For this time to be different, South Africa needs capable leaders to execute their mandates effectively after many years of decline in key government departments.
Only the right mix of ingenuity and skill can improve South Africa’s growth prospects and ultimately reduce unemployment.
Strong leaders in the right roles in key departments could have a tangible impact, as we saw when SARS commissioner Edward Kieswetter turned the revenue service around after state capture had eroded its operational ability and institutional integrity.
South Africa may be in a similar situation now, Old Mutual Wealth investment strategist Izak Odendaal said.
Odendaal explained that this time is different as the implementation of reform is not only dependent on the ANC but also on the process that is already underway.

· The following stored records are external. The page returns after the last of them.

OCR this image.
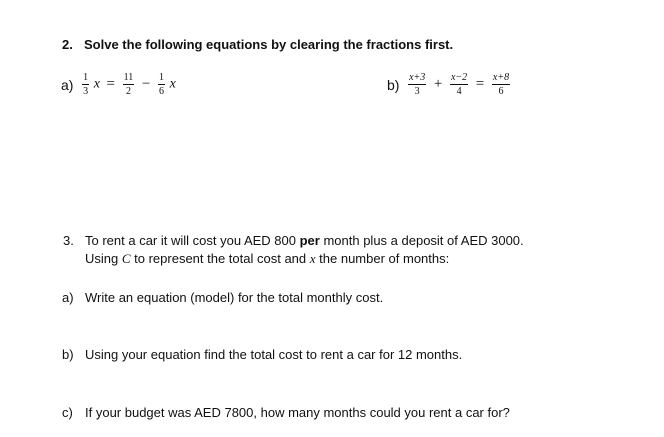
2. Solve the following equations by clearing the fractions first.
$a) \frac{1}{3}$ $x = \frac{11}{2} - \frac{1}{6}$ x	$b) \frac{x+3}{3} + \frac{x-2}{4} = \frac{x+8}{6}$
3. To rent a car it will cost you AED 800 per month plus a deposit of AED 3000.
Using C to represent the total cost and x the number of months:
a) Write an equation (model) for the total monthly cost.
b) Using your equation find the total cost to rent a car for 12 months.
c) If your budget was AED 7800, how many months could you rent a car for?
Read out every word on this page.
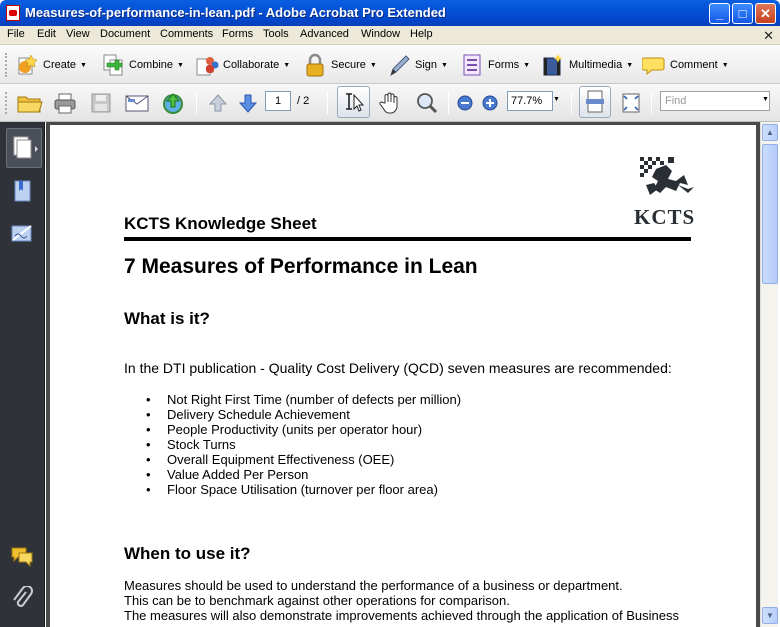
Measures-of-performance-in-lean.pdf - Adobe Acrobat Pro Extended	_	□	✕
File Edit View Document Comments Forms Tools Advanced Window Help	✕
Create ▼	Combine ▼	Collaborate ▼	Secure ▼	Sign ▼	Forms ▼	Multimedia ▼	Comment ▼
1	/ 2	77.7%	▼	Find	▼
KCTS
KCTS Knowledge Sheet
7 Measures of Performance in Lean
What is it?
In the DTI publication - Quality Cost Delivery (QCD) seven measures are recommended:
• Not Right First Time (number of defects per million)
• Delivery Schedule Achievement
• People Productivity (units per operator hour)
• Stock Turns
• Overall Equipment Effectiveness (OEE)
• Value Added Per Person
• Floor Space Utilisation (turnover per floor area)
When to use it?
Measures should be used to understand the performance of a business or department.
This can be to benchmark against other operations for comparison.
The measures will also demonstrate improvements achieved through the application of Business
▲
▼
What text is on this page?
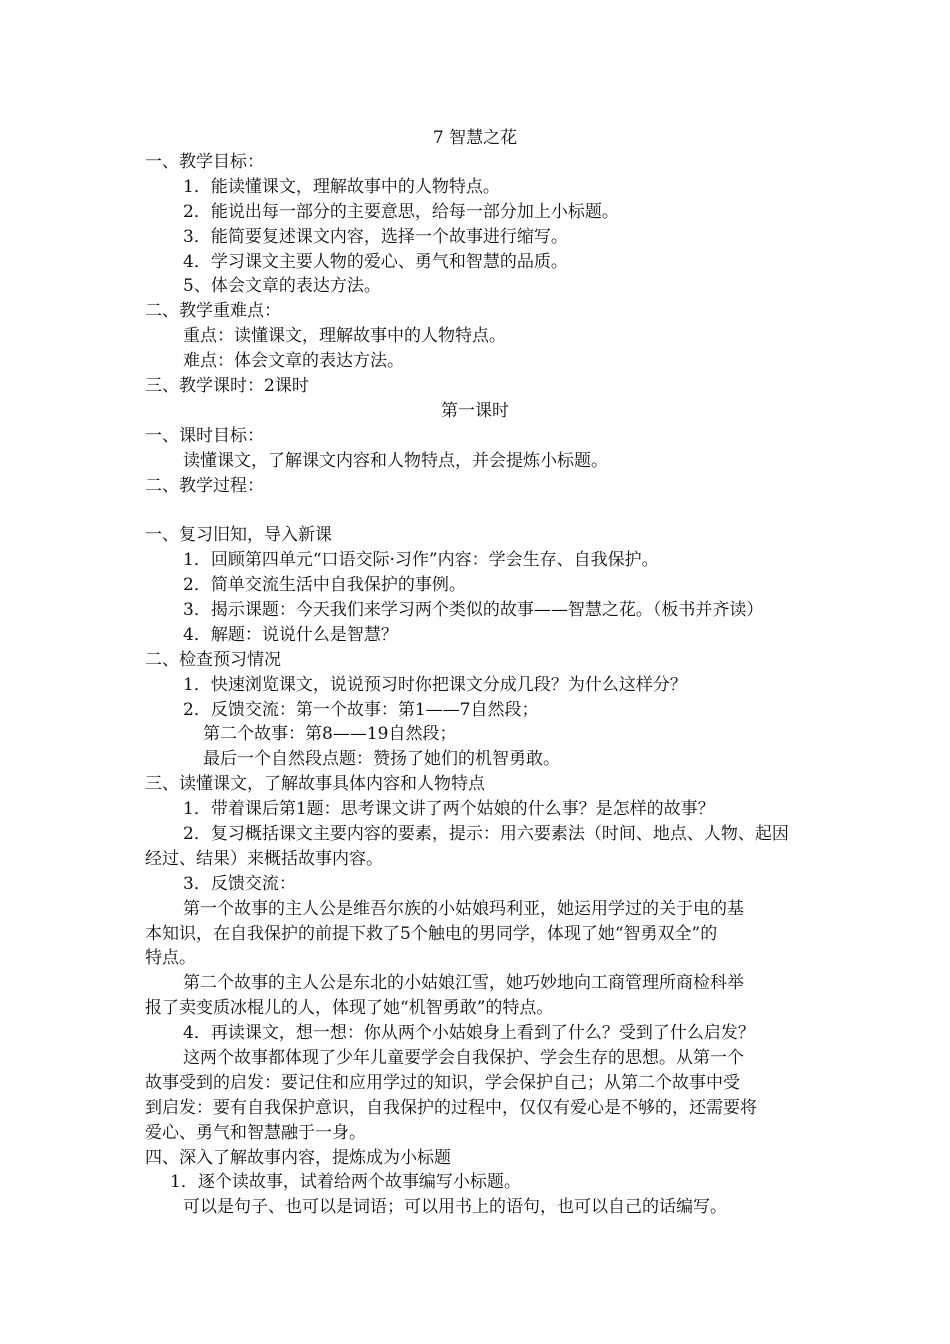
7 智慧之花
一、教学目标：
1．能读懂课文，理解故事中的人物特点。
2．能说出每一部分的主要意思，给每一部分加上小标题。
3．能简要复述课文内容，选择一个故事进行缩写。
4．学习课文主要人物的爱心、勇气和智慧的品质。
5、体会文章的表达方法。
二、教学重难点：
重点：读懂课文，理解故事中的人物特点。
难点：体会文章的表达方法。
三、教学课时：2课时
第一课时
一、课时目标：
读懂课文，了解课文内容和人物特点，并会提炼小标题。
二、教学过程：
一、复习旧知，导入新课
1．回顾第四单元“口语交际·习作”内容：学会生存、自我保护。
2．简单交流生活中自我保护的事例。
3．揭示课题：今天我们来学习两个类似的故事——智慧之花。（板书并齐读）
4．解题：说说什么是智慧？
二、检查预习情况
1．快速浏览课文，说说预习时你把课文分成几段？为什么这样分？
2．反馈交流：第一个故事：第1——7自然段；
第二个故事：第8——19自然段；
最后一个自然段点题：赞扬了她们的机智勇敢。
三、读懂课文，了解故事具体内容和人物特点
1．带着课后第1题：思考课文讲了两个姑娘的什么事？是怎样的故事？
2．复习概括课文主要内容的要素，提示：用六要素法（时间、地点、人物、起因
经过、结果）来概括故事内容。
3．反馈交流：
第一个故事的主人公是维吾尔族的小姑娘玛利亚，她运用学过的关于电的基
本知识，在自我保护的前提下救了5个触电的男同学，体现了她“智勇双全”的
特点。
第二个故事的主人公是东北的小姑娘江雪，她巧妙地向工商管理所商检科举
报了卖变质冰棍儿的人，体现了她“机智勇敢”的特点。
4．再读课文，想一想：你从两个小姑娘身上看到了什么？受到了什么启发？
这两个故事都体现了少年儿童要学会自我保护、学会生存的思想。从第一个
故事受到的启发：要记住和应用学过的知识，学会保护自己；从第二个故事中受
到启发：要有自我保护意识，自我保护的过程中，仅仅有爱心是不够的，还需要将
爱心、勇气和智慧融于一身。
四、深入了解故事内容，提炼成为小标题
1．逐个读故事，试着给两个故事编写小标题。
可以是句子、也可以是词语；可以用书上的语句，也可以自己的话编写。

Odendaal did caution against thinking this would last, with coalition politics being new to South Africa at the national level and several teething problems appearing.
Despite this, the parties in the GNU agreed on a cabinet, and broad agreements were reached.
While the GNU includes parties that have long opposed one another and disagree deeply over some issues, it is based on a set of core principles that all parties recognise.
Importantly, these include respect for the Constitution, the need for faster economic growth and social upliftment, evidence-based policymaking, and the establishment of an impartial and professional civil service.
“The importance of the last point cannot be overstated. Getting the right people in the right positions is crucial,” Odendaal said.
The positivity surrounding the GNU has greatly strengthened South African assets, particularly the rand.
“It is notable that South African investments have held up relatively well. Usually, South African assets are “high beta” to global markets, meaning they fall by more in times of stress.”
“The rand, in particular, is basically flat against the dollar in 2024, almost unheard of in a time of global market anxiety.”
Odendaal explained that South African government bond yields have also declined because the credit risk premium on bonds has been lower since the formation of the GNU and its commitment to sensible economic policy.
This can be seen in the graph below.
However, Odendaal said South Africa is still on a tightrope because its small and open economy makes it highly vulnerable to external shocks.
If the US was to enter a recession, it would have a much greater market impact than the volatility of the past two weeks and be more important than local economic data for South African assets.
Periods of market calm can lead to complacency and the ratcheting up of risk-taking by investors, Odendaal warned.
Investors do have the ability to protect themselves by altering the makeup of their portfolios and avoiding overvalued assets.
“A diversified asset allocation does not avoid market volatility altogether but offers balance. It remains difficult to completely avoid the trade-off between risk and return,” Odendaal said.
“Markets usually recover from big selloffs. However, how long it takes depends on the extent of the decline and economic conditions.”
“Usually, what turns a correction into a prolonged bear market is a recession in the US. Therefore, the US economic outlook remains key. “
This remains a significant risk to South Africa’s economic turnaround and is something completely out of the government’s hands.